On Struggle + GF/DF Protein Muffin Recipe
Cooking used to be the LAST thing on my mind.
I prioritized a plethora of other tasks and pursuits, and when meal time inevitably arrived at it's regular 3-a-day intervals, I would panic. 😬 Stress. Overwhelm. Guilt. It was constant. 😣
There was this consistent nag of spirit, pointing the way toward the kitchen – the place where I had hurts and hangups.
My memories replay our family eating out more than we ate at home. I was used to KidCuisine TV dinners and prepackaged snacks. Taco Bell was a staple.
When we did eat at home, I remember dry chicken breasts, chewy pork chops, and canned green beans. One night, I found feathers on a cornish game hen they served me and I was disgusted and mortified – I couldn't eat that! I called my sister who was away at college for sympathy and support, but she only laughed at me.
There was little to no instruction in how to feed my own family as I launched into adulthood. I knew how to boil water, make a sandwich, and use a microwave. That was about it. For many years, I was angry and bitter at this injustice. It made adulthood 1,000x more difficult for me, especially since I wasn't making enough money to eat out every night. 😒
Now, don't get me wrong. My parents love me. They did the best they could with what they had. My sour memories are less a reflection on my parents and more a reflection on my wildly ungrateful attitude and spirit.
In 2021, I finally truly understood the source of my stress, overwhelm, and guilt – I WAS GUILTY. We all are.
God created us for Himself, and we, like stupid sheep, have wandered away from the safety and love of the shepherd.
Growing up in the church, I could tell you all the words. I knew that God in the flesh (Jesus) came to Earth, lived, died, and CAME.BACK.TO.LIFE – effectively defeating death! – and that He did it to restore relationship between humans and God.
His plan for us is to commune with Him like the utmost loving parent would with their child. While many of us have never seen this kind of relationship, I bet we can imagine what that might look like. It's the stuff our souls desperately YEARN for.
But, we can't have that until we let go of our reign on our own lives. Elisabeth Elliot lays it out as “giving up our right to ourselves.”
In that long season of stress and overwhelm, I had set myself up as my own god. In my mind, I knew what was best for me, and I hadn't received it from those professing to love me, so I was entitled to my bitterness.
BUT GOD. His Spirit was drawing me to Himself. He was drawing me to better things. The Bible calls it “living water" – the kind of thing that treasure-hunters risk their lives to find and we often only hear of in fictional stories.
The more I surrendered my will to Gods, the more I noticed the things I had set up higher than Him and began laying them down, entrusting myself to His instruction book of life, the more the stress and overwhelm subsided. Stress and overwhelm had lost power over me!

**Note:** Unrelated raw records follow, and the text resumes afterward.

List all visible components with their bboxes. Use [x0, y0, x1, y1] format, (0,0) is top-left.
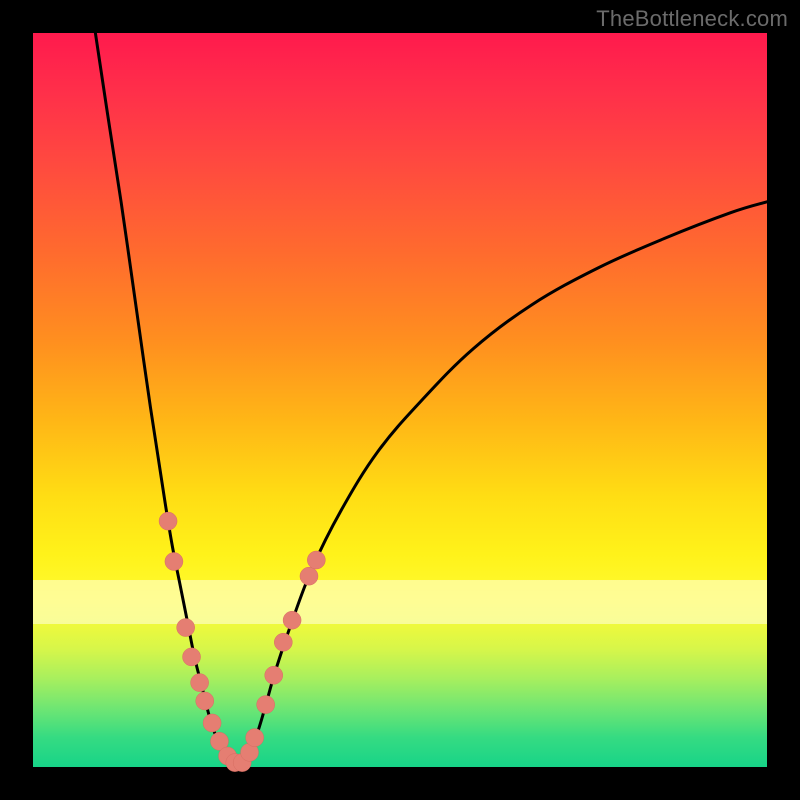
plot-area	[33, 33, 767, 767]
watermark-text: TheBottleneck.com	[596, 6, 788, 32]
dots-group	[159, 512, 325, 771]
data-dot	[241, 743, 259, 761]
data-dot	[210, 732, 228, 750]
curves-svg	[33, 33, 767, 767]
data-dot	[165, 552, 183, 570]
data-dot	[257, 696, 275, 714]
chart-outer-frame: TheBottleneck.com	[0, 0, 800, 800]
data-dot	[283, 611, 301, 629]
data-dot	[219, 747, 237, 765]
data-dot	[300, 567, 318, 585]
data-dot	[196, 692, 214, 710]
data-dot	[203, 714, 221, 732]
data-dot	[233, 754, 251, 772]
data-dot	[159, 512, 177, 530]
data-dot	[307, 551, 325, 569]
data-dot	[274, 633, 292, 651]
data-dot	[177, 619, 195, 637]
data-dot	[226, 754, 244, 772]
right-branch-curve	[239, 202, 767, 765]
data-dot	[183, 648, 201, 666]
data-dot	[246, 729, 264, 747]
data-dot	[265, 666, 283, 684]
left-branch-curve	[95, 33, 238, 765]
pale-band	[33, 580, 767, 624]
data-dot	[191, 674, 209, 692]
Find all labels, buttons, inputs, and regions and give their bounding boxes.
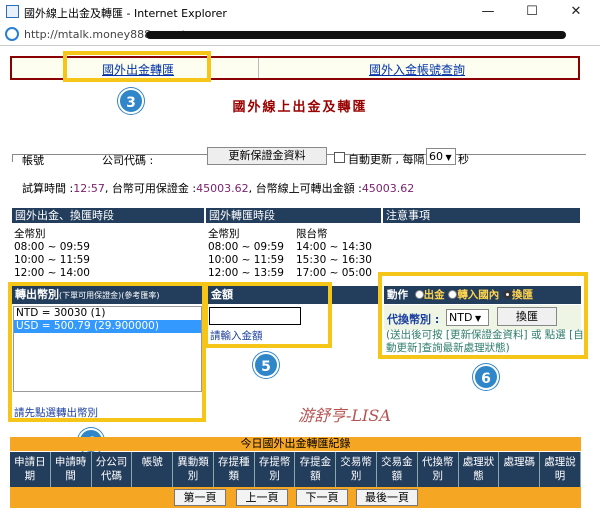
highlight-box-step5 (204, 282, 332, 348)
schedule-time: 14:00 ~ 14:30 (296, 241, 372, 253)
company-code-label: 公司代碼 : (102, 154, 154, 167)
records-column-header: 異動類別 (173, 452, 214, 487)
first-page-button[interactable]: 第一頁 (174, 489, 226, 506)
records-column-header: 存提金額 (295, 452, 337, 487)
schedule-header-transfer: 國外轉匯時段 (206, 208, 381, 223)
account-box-edge (12, 154, 13, 162)
refresh-interval-select[interactable]: 60 ▼ (426, 148, 456, 165)
schedule-time: 12:00 ~ 13:59 (208, 267, 284, 279)
schedule-time: 17:00 ~ 05:00 (296, 267, 372, 279)
redaction-bar (146, 31, 566, 39)
schedule-header-outbound: 國外出金、換匯時段 (12, 208, 204, 223)
schedule-time: 08:00 ~ 09:59 (14, 241, 90, 253)
schedule-time: 12:00 ~ 14:00 (14, 267, 90, 279)
close-button[interactable]: ✕ (554, 0, 598, 24)
margin-label: , 台幣可用保證金 : (104, 182, 197, 195)
refresh-interval-value: 60 (429, 150, 443, 163)
highlight-box-step4 (8, 282, 206, 422)
records-column-header: 處理狀態 (459, 452, 500, 487)
schedule-time: 10:00 ~ 11:59 (208, 254, 284, 266)
trial-time-value: 12:57 (73, 182, 105, 195)
records-column-header: 存提幣別 (255, 452, 296, 487)
trial-time-label: 試算時間 : (22, 182, 74, 195)
withdraw-label: , 台幣線上可轉出金額 : (248, 182, 362, 195)
schedule-col-transfer-twd: 限台幣 14:00 ~ 14:30 15:30 ~ 16:30 17:00 ~ … (296, 228, 372, 280)
highlight-box-step3 (63, 51, 211, 82)
records-column-header: 交易金額 (377, 452, 418, 487)
pager: 第一頁 上一頁 下一頁 最後一頁 (10, 487, 581, 508)
records-column-header: 分公司代碼 (92, 452, 133, 487)
auto-refresh-checkbox[interactable] (334, 152, 345, 163)
refresh-margin-button[interactable]: 更新保證金資料 (207, 147, 327, 165)
withdraw-value: 45003.62 (361, 182, 415, 195)
schedule-time: 15:30 ~ 16:30 (296, 254, 372, 266)
tab-inbound-account-query[interactable]: 國外入金帳號查詢 (369, 61, 465, 78)
step-6-badge: 6 (473, 364, 499, 390)
account-label: 帳號 (22, 154, 44, 167)
records-title: 今日國外出金轉匯紀錄 (10, 437, 581, 451)
seconds-label: 秒 (458, 153, 469, 166)
records-column-header: 代換幣別 (418, 452, 459, 487)
records-column-header: 存提種類 (214, 452, 255, 487)
schedule-col-outbound: 全幣別 08:00 ~ 09:59 10:00 ~ 11:59 12:00 ~ … (14, 228, 90, 280)
highlight-box-step6 (378, 272, 588, 359)
window-title: 國外線上出金及轉匯 - Internet Explorer (24, 7, 227, 20)
window-title-bar: 國外線上出金及轉匯 - Internet Explorer — ☐ ✕ (0, 0, 600, 24)
records-table-header: 申請日期 申請時間 分公司代碼 帳號 異動類別 存提種類 存提幣別 存提金額 交易幣別 交易金額代… (10, 452, 581, 487)
ie-logo-icon (5, 27, 19, 41)
trial-info-line: 試算時間 :12:57, 台幣可用保證金 :45003.62, 台幣線上可轉出金… (22, 180, 414, 196)
watermark: 游舒亨-LISA (298, 406, 391, 425)
tab-divider (258, 58, 259, 78)
records-column-header: 處理說明 (540, 452, 581, 487)
maximize-button[interactable]: ☐ (510, 0, 554, 24)
schedule-title: 限台幣 (296, 228, 328, 240)
schedule-col-transfer-all: 全幣別 08:00 ~ 09:59 10:00 ~ 11:59 12:00 ~ … (208, 228, 284, 280)
next-page-button[interactable]: 下一頁 (296, 489, 348, 506)
records-column-header: 交易幣別 (336, 452, 378, 487)
schedule-time: 08:00 ~ 09:59 (208, 241, 284, 253)
schedule-title: 全幣別 (14, 228, 46, 240)
prev-page-button[interactable]: 上一頁 (236, 489, 288, 506)
ie-page-icon (6, 5, 19, 18)
last-page-button[interactable]: 最後一頁 (356, 489, 418, 506)
schedule-header-notes: 注意事項 (383, 208, 580, 223)
auto-refresh-label: 自動更新 , 每隔 (348, 153, 425, 166)
records-column-header: 處理碼 (499, 452, 541, 487)
records-column-header: 申請時間 (51, 452, 92, 487)
schedule-time: 10:00 ~ 11:59 (14, 254, 90, 266)
step-5-badge: 5 (253, 352, 279, 378)
records-column-header: 申請日期 (10, 452, 51, 487)
address-bar[interactable]: http://mtalk.money888.com.tw (0, 24, 600, 46)
records-column-header: 帳號 (132, 452, 174, 487)
margin-value: 45003.62 (196, 182, 249, 195)
schedule-title: 全幣別 (208, 228, 240, 240)
minimize-button[interactable]: — (466, 0, 510, 24)
page-title: 國外線上出金及轉匯 (232, 100, 368, 115)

To confine me to the kitchen wasn't His goal. It was the means. The means to His school room. The means to gobs of His grace. The means to healing hurts and hangups I had held on to from the past.
Elisabeth Elliot admonishes, “A whole lot of what we call 'struggling' is simply delayed obedience.” Today, I still struggle in the kitchen. But, it is more in the natural way of learning new things than it is with the stress and overwhelm of disobedience to God.
God was telling me to put aside my victim attitude, my bitterness, anger, and pride. He was drawing me to look at Him as the perfect example of servanthood and love. He was showing me that the kitchen was where He was going to teach me to set Him above all things because that was precisely the place I was utterly helpless.
Instead of prioritizing my entrepreneurial endeavors like I used to, I now prioritize feeding my family well as an act of worship to my God and Savior. He will make time for the peripheral things if they're on His agenda for me that day. When I've put first things first, the stress + overwhelm “struggle” is sparse. As Elisabeth Elliot reminds me often, “There is always time to do the will of God.”
💛 Mama Hooper
Mama Hooper’s Protein Pumpkin Spice Muffins
(GF/DF/Refined Sugar-Free)
Preheat oven to BAKE (NOT Quick-Bake function): 375°
In the Kitchen Aid bowl, add all wet ingredients:
1 egg
1 C Applesauce
1/4 C Maple Syrup
1 tsp Vanilla
1/2 C Almond Milk
2 TBSP Avocado Oil
Mix thoroughly, but do not over-mix.
Add dry ingredients to the mixing bowl:
2 C Bob’s 1-to-1 GF Flour
1 Scoop Paleo Valley Unflavored Bone Broth Protein Powder or 2 Scoops Young Living Inner Beauty Collagen
1 tsp (ish) Pumpkin Spice
1 tsp Baking Powder
1/4 tsp Baking Soda
1/4 tsp Salt (ish)
Mix thoroughly.
Fill muffin mold.
Bake 27 min + then check with toothpick.